R-Group Decomposition

InsilicoConsulting · June 28, 2011, 8:05am

Hi,

For a certain use case, I am getting the "R-site numbers higher than 7 are not supported" error.

Can you increase or dynamically set the number of output R-group cells ? Even now, it would be good if the node runs to completion and outputs the max no of r-groups permitted (7) instead of throwing an error.

A related issue is that the scaffold finder node breaks a ring and shows that c-c=c fragment as part of the scaffold. The ring should not be broken

InsilicoConsulting · June 28, 2011, 10:20am

r-groups issue above may be solved if you kindly modify the node to do the following. Simon and other's please pitch in..

1. Give the option of removing trivial ones like CH-R

2. reporting R-groups in new rows rather than columns. Later one can use group by toget unique ones

The error quoted earlier happens when a large file is searched with a scaffold followed by r-group decomposition

richards99 · June 28, 2011, 5:53pm

For the scaffold finder, is the ring broken because not all the rings are the same, i.e. if you have some as phenyl rings, and some as pyridine rings, then the ring is broken then as only a part of that ring is common throughout your dataset.

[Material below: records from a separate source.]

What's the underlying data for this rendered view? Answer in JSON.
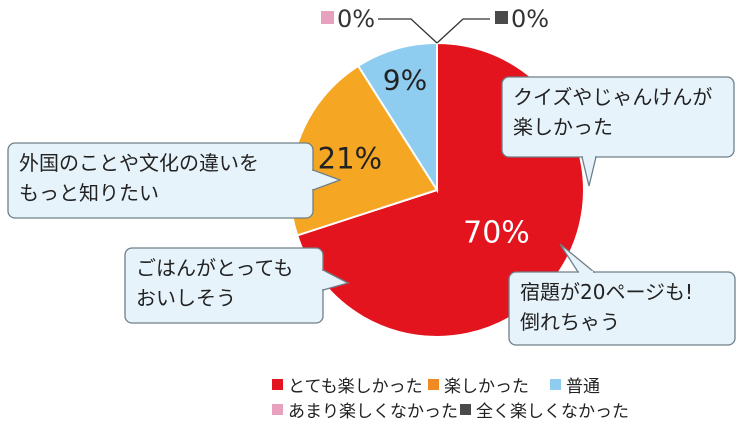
{
  "chart_data": {
    "type": "pie",
    "categories": [
      "とても楽しかった",
      "楽しかった",
      "普通",
      "あまり楽しくなかった",
      "全く楽しくなかった"
    ],
    "values": [
      70,
      21,
      9,
      0,
      0
    ],
    "value_labels": [
      "70%",
      "21%",
      "9%",
      "0%",
      "0%"
    ],
    "colors": [
      "#e3141e",
      "#f5a623",
      "#8ecdf0",
      "#e8a0bf",
      "#4a4a4a"
    ],
    "legend": {
      "placement": "bottom",
      "items": [
        {
          "label": "とても楽しかった",
          "color": "#e3141e"
        },
        {
          "label": "楽しかった",
          "color": "#f08a24"
        },
        {
          "label": "普通",
          "color": "#8ecdf0"
        },
        {
          "label": "あまり楽しくなかった",
          "color": "#e8a0bf"
        },
        {
          "label": "全く楽しくなかった",
          "color": "#4a4a4a"
        }
      ]
    },
    "callouts": [
      {
        "lines": [
          "クイズやじゃんけんが",
          "楽しかった"
        ]
      },
      {
        "lines": [
          "外国のことや文化の違いを",
          "もっと知りたい"
        ]
      },
      {
        "lines": [
          "ごはんがとっても",
          "おいしそう"
        ]
      },
      {
        "lines": [
          "宿題が20ページも!",
          "倒れちゃう"
        ]
      }
    ]
  }
}
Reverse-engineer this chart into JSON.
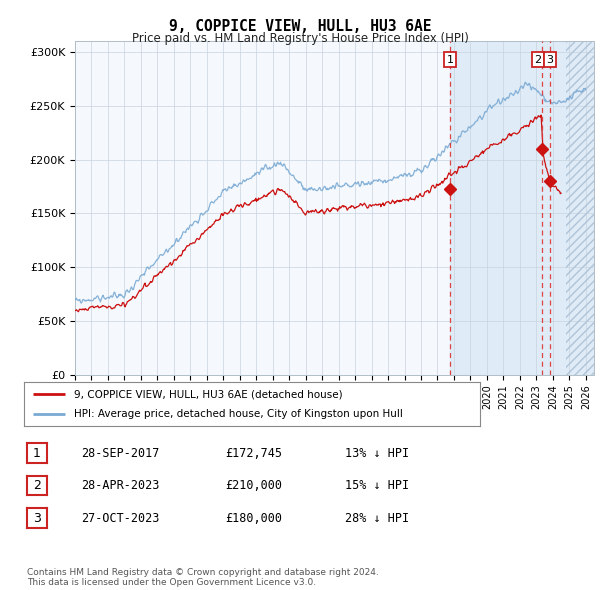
{
  "title": "9, COPPICE VIEW, HULL, HU3 6AE",
  "subtitle": "Price paid vs. HM Land Registry's House Price Index (HPI)",
  "ylabel_ticks": [
    "£0",
    "£50K",
    "£100K",
    "£150K",
    "£200K",
    "£250K",
    "£300K"
  ],
  "ytick_vals": [
    0,
    50000,
    100000,
    150000,
    200000,
    250000,
    300000
  ],
  "ylim": [
    0,
    310000
  ],
  "xlim_start": 1995,
  "xlim_end": 2026.5,
  "hpi_color": "#7aaad4",
  "prop_color": "#cc1111",
  "dashed_line_color": "#dd3333",
  "shade_color": "#dce9f5",
  "transactions": [
    {
      "label": "1",
      "year": 2017.75,
      "price": 172745
    },
    {
      "label": "2",
      "year": 2023.33,
      "price": 210000
    },
    {
      "label": "3",
      "year": 2023.83,
      "price": 180000
    }
  ],
  "legend_prop_label": "9, COPPICE VIEW, HULL, HU3 6AE (detached house)",
  "legend_hpi_label": "HPI: Average price, detached house, City of Kingston upon Hull",
  "table_rows": [
    {
      "num": "1",
      "date": "28-SEP-2017",
      "price": "£172,745",
      "pct": "13% ↓ HPI"
    },
    {
      "num": "2",
      "date": "28-APR-2023",
      "price": "£210,000",
      "pct": "15% ↓ HPI"
    },
    {
      "num": "3",
      "date": "27-OCT-2023",
      "price": "£180,000",
      "pct": "28% ↓ HPI"
    }
  ],
  "footer": "Contains HM Land Registry data © Crown copyright and database right 2024.\nThis data is licensed under the Open Government Licence v3.0."
}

Personally, I find the Murcko scaffolds node much better at identifying scaffolds in a project dataset. Use the Murcko scaffolds, convert to Canonicalised Smiles, and then use GroupBy node on the Canonicalised Smiles column, and count the number. This tells you which Murcko scaffolds are most represented in the data.

So rather than getting the Maximum Common Scaffold (MCS), you get the Common Scaffolds (CS's).

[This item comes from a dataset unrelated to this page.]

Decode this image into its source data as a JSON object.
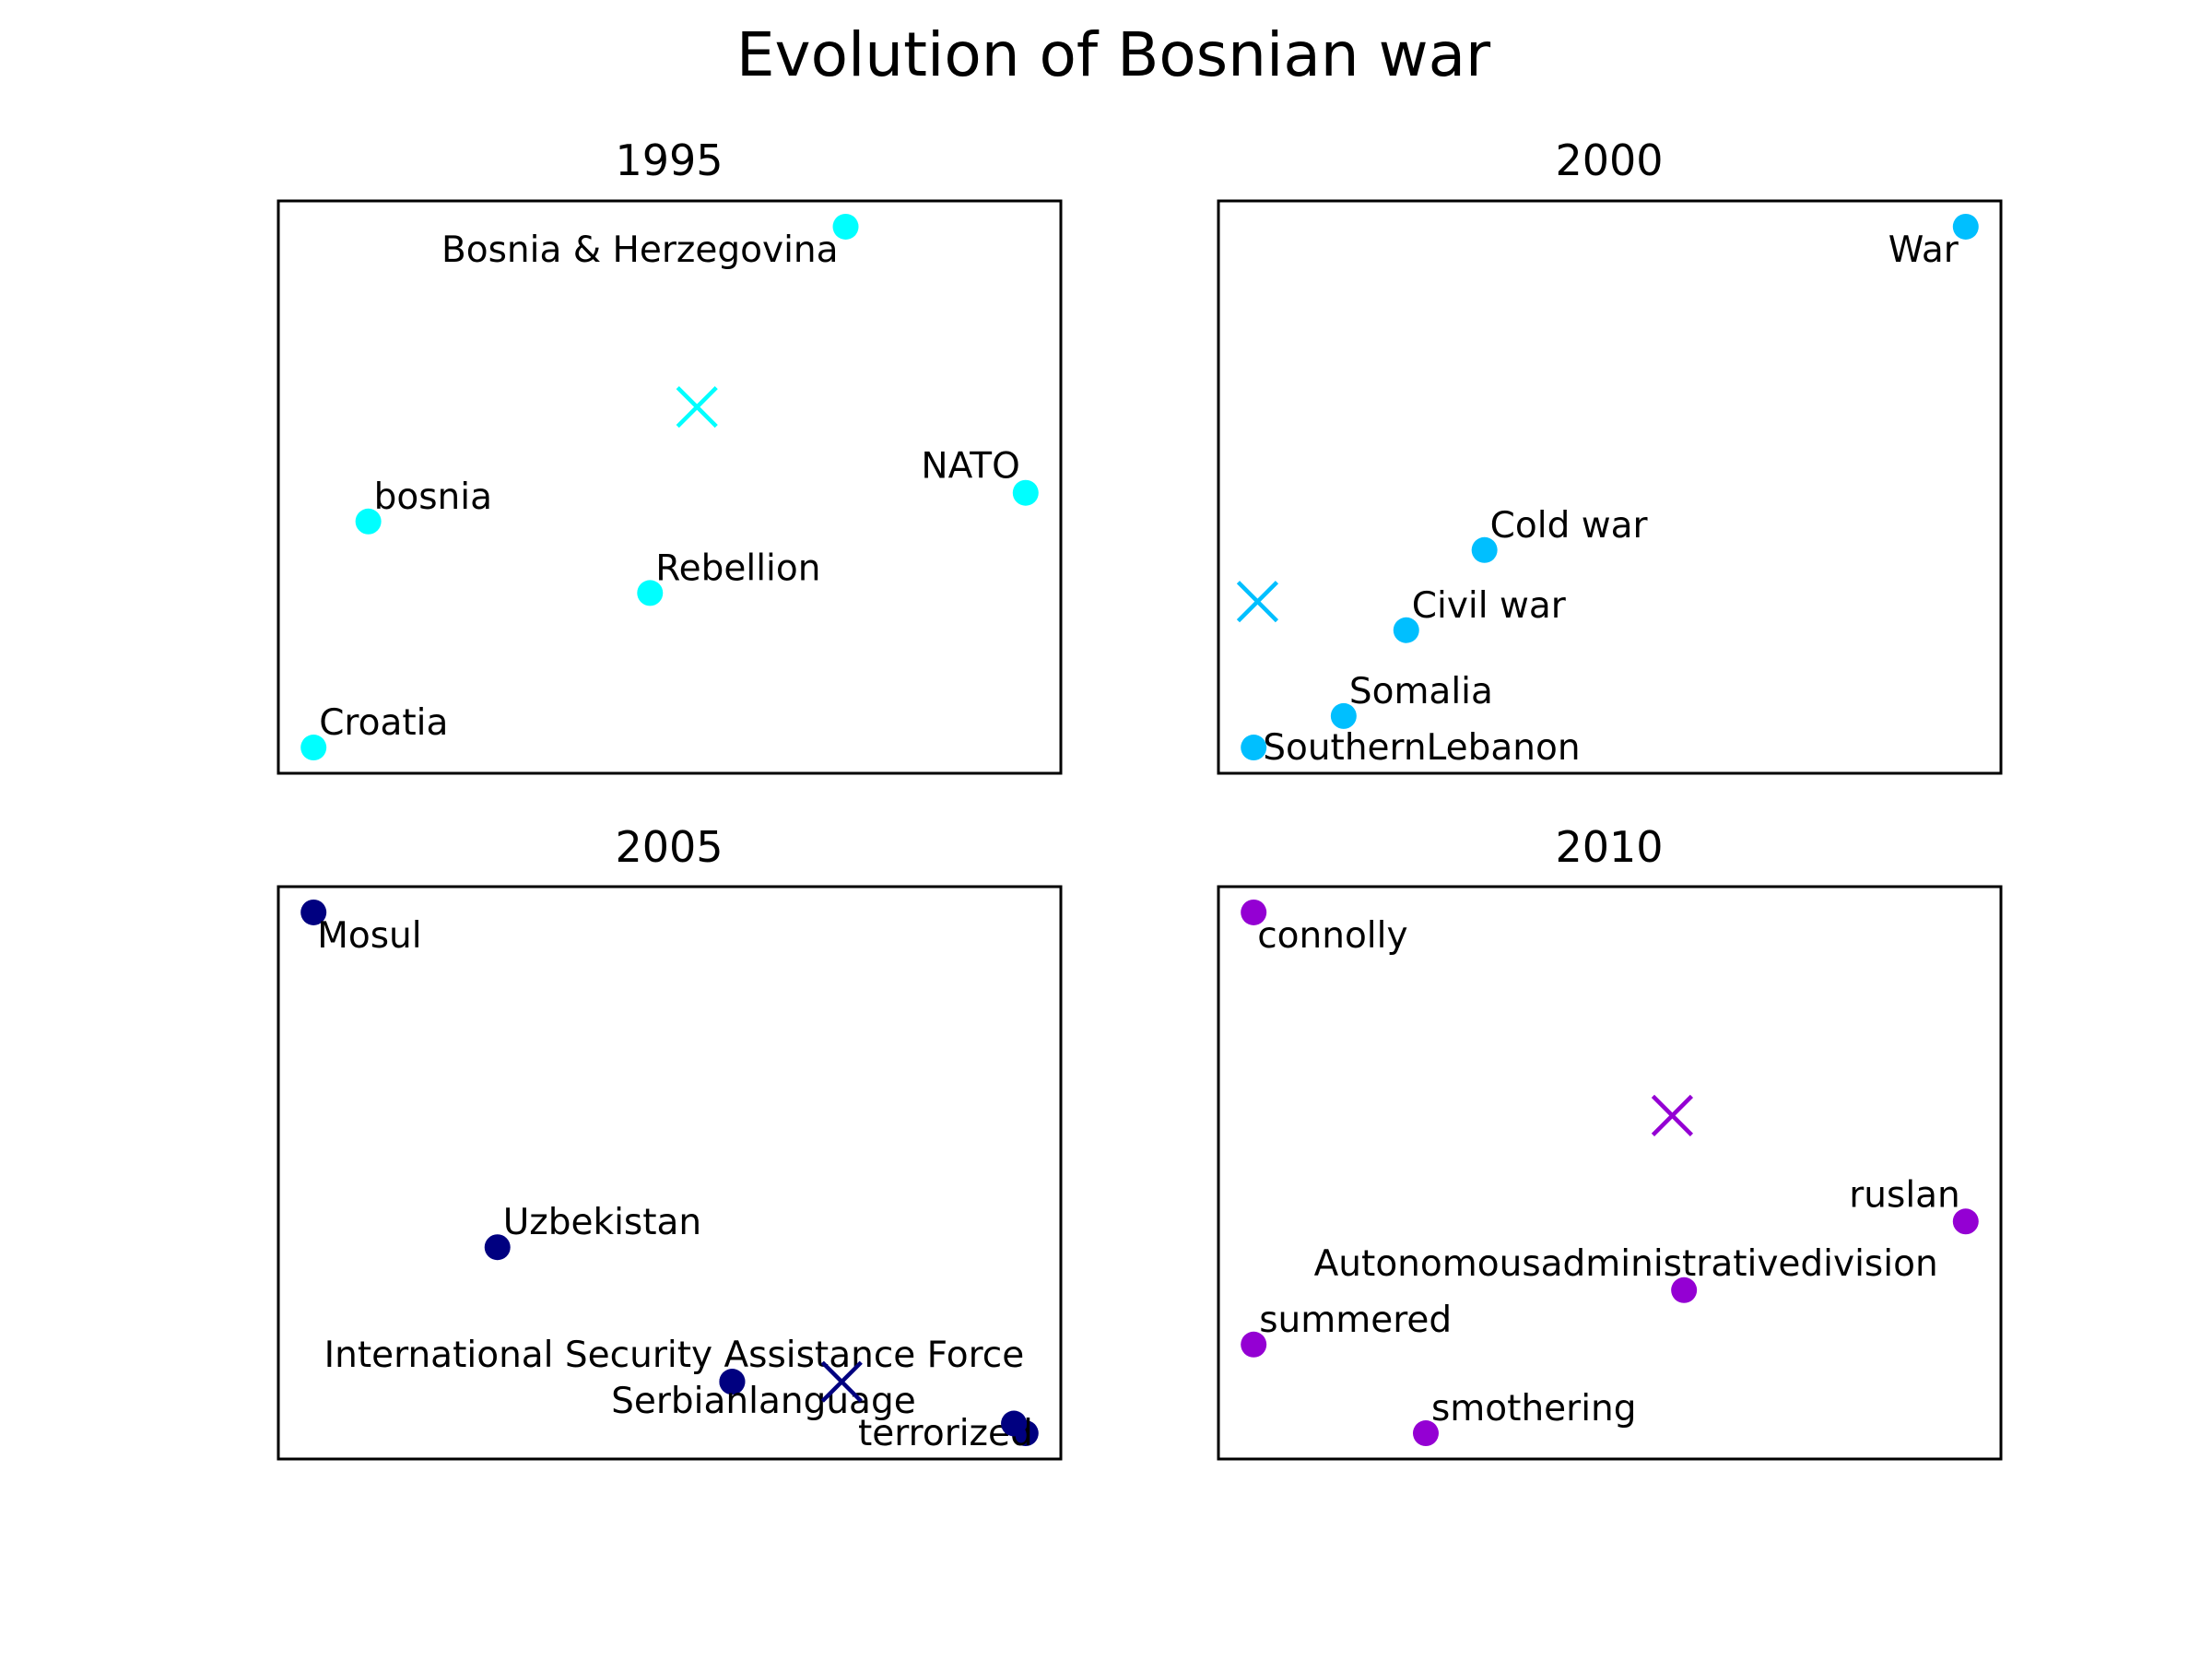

In terms of the R-Sites more than 7, I've not seen that myself, but thats because I havent had more than 7. Personally, I really like the way it outputs the data as it does now, its very versatile for doing things with, such as converting it to Canonicalised Smiles and using the GroupBy nodes to look at average activities with data (so this way gives you the unique functionalities at each position). Also having the R groups in columns and canonicalising allows you to use this dataset in the excellent Erlwood node Matched Pairs Finder. This is very powerful.

Simon.

InsilicoConsulting · June 29, 2011, 5:35am

Well what I was trying to do was to generate all potential R-groups along with attachment points, in pubchem data for a given scaffold. That's when i ran into an error.

Yes the node is vey powerful, but putting r-groups into columns means that if the number of R-sites varies for different molecules then there are many missing values in many columns. This problem will be avoided if there are as many rows for a given hit as the number of r-groups. The groupby etc nodes can then work easily.

richards99 · June 29, 2011, 7:34am

One way to get around the columns with lots of empty rows would be to apply more specific substructure searches prior to the R Group Decomposition node, that way giving a more uniform output across the structures analysed.

Any remaining missing value cells can easily be dealt with. You can apply the GroupBy node, and then the aggregated missing cells just removed with a Row Filter.

Simon.

system · April 21, 2023, 9:32pm

This topic was automatically closed 90 days after the last reply. New replies are no longer allowed.